Machine Learning Algorithms Highlight tRNA Information Content and Chargaff’s Second Parity Rule Score as Important Features in Discriminating Probiotics from Non-Probiotics
Carlo M. Bergamini,
Nicoletta Bianchi,
Valerio Giaccone,
Paolo Catellani,
Leonardo Alberghini,
Alessandra Stella,
Stefano Biffani,
Sachithra Kalhari Yaddehige,
Tania Bobbo,
Cristian Taccioli
Affiliations
Carlo M. Bergamini
Department of Neuroscience and Rehabilitation, University of Ferrara, Via L. Borsari 46, 44121 Ferrara, Italy
Nicoletta Bianchi
Department of Translational Medicine, University of Ferrara, Via L. Borsari 46, 44121 Ferrara, Italy
Valerio Giaccone
Department of Animal Medicine, Production and Health (MAPS), University of Padua, Via F. Marzolo 5, 35131 Padua, Italy
Paolo Catellani
Department of Animal Medicine, Production and Health (MAPS), University of Padua, Via F. Marzolo 5, 35131 Padua, Italy
Leonardo Alberghini
Department of Animal Medicine, Production and Health (MAPS), University of Padua, Via F. Marzolo 5, 35131 Padua, Italy
Alessandra Stella
Consiglio Nazionale delle Ricerche (CNR), Istituto di Biologia e Biotecnologia Agraria (IBBA), Via Edoardo Bassini 15, 20133 Milano, Italy
Stefano Biffani
Consiglio Nazionale delle Ricerche (CNR), Istituto di Biologia e Biotecnologia Agraria (IBBA), Via Edoardo Bassini 15, 20133 Milano, Italy
Sachithra Kalhari Yaddehige
Department of Animal Medicine, Production and Health (MAPS), University of Padua, Via F. Marzolo 5, 35131 Padua, Italy
Tania Bobbo
Consiglio Nazionale delle Ricerche (CNR), Istituto di Biologia e Biotecnologia Agraria (IBBA), Via Edoardo Bassini 15, 20133 Milano, Italy
Cristian Taccioli
Department of Animal Medicine, Production and Health (MAPS), University of Padua, Via F. Marzolo 5, 35131 Padua, Italy
Probiotic bacteria are microorganisms with beneficial effects on human health and are currently used in numerous food supplements. However, no selection process is able to effectively distinguish probiotics from non-probiotic organisms on the basis of their genomic characteristics. In the current study, four Machine Learning algorithms were employed to accurately identify probiotic bacteria based on their DNA characteristics. Although the prediction accuracies of all algorithms were excellent, the Neural Network returned the highest scores in all the evaluation metrics, managing to discriminate probiotics from non-probiotics with an accuracy greater than 90%. Interestingly, our analysis also highlighted the information content of the tRNA sequences as the most important feature in distinguishing the two groups of organisms probably because tRNAs have regulatory functions and might have allowed probiotics to evolve faster in the human gut environment.
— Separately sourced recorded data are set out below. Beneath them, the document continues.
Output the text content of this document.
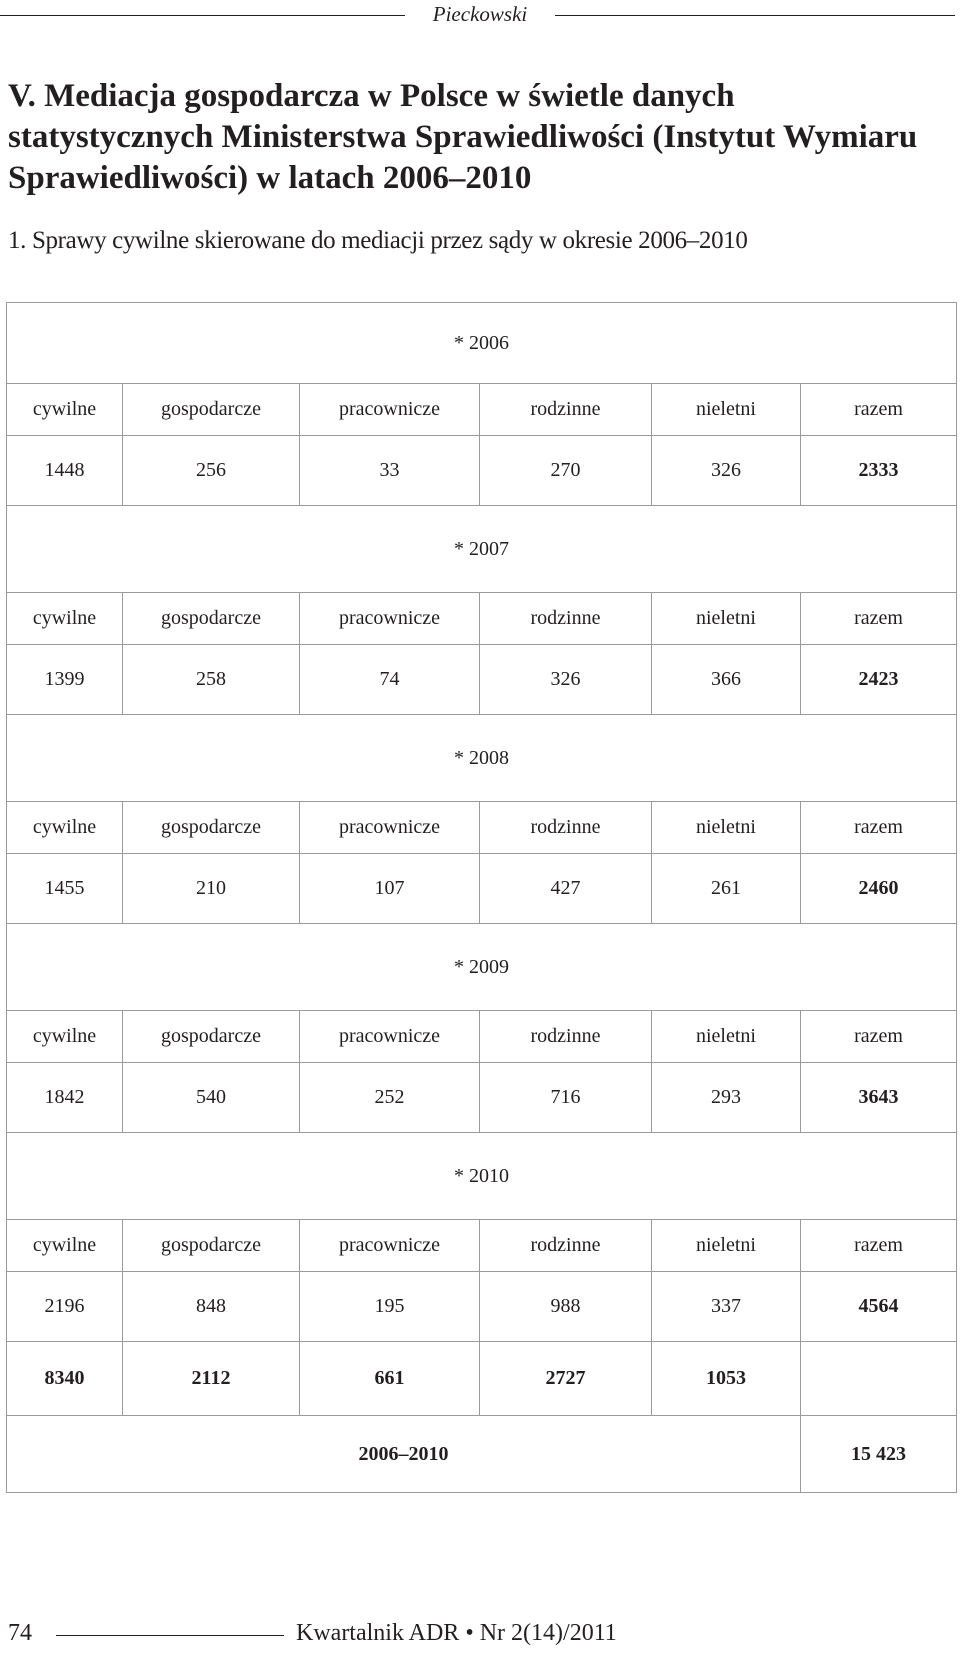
Pieckowski
V. Mediacja gospodarcza w Polsce w świetle danych statystycznych Ministerstwa Sprawiedliwości (Instytut Wymiaru Sprawiedliwości) w latach 2006–2010
1. Sprawy cywilne skierowane do mediacji przez sądy w okresie 2006–2010
* 2006					
cywilne	gospodarcze	pracownicze	rodzinne	nieletni	razem
1448	256	33	270	326	2333
* 2007					
cywilne	gospodarcze	pracownicze	rodzinne	nieletni	razem
1399	258	74	326	366	2423
* 2008					
cywilne	gospodarcze	pracownicze	rodzinne	nieletni	razem
1455	210	107	427	261	2460
* 2009					
cywilne	gospodarcze	pracownicze	rodzinne	nieletni	razem
1842	540	252	716	293	3643
* 2010					
cywilne	gospodarcze	pracownicze	rodzinne	nieletni	razem
2196	848	195	988	337	4564
8340	2112	661	2727	1053	
2006–2010					15 423
74	Kwartalnik ADR • Nr 2(14)/2011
Through the methodology presented here, it was also possible to identify seven promising new probiotics that have a higher information content in their tRNA sequences compared to non-probiotics. In conclusion, we prove for the first time that Machine Learning methods can discriminate human probiotic from non-probiotic organisms underlining information within tRNA sequences as the most important genomic feature in distinguishing them.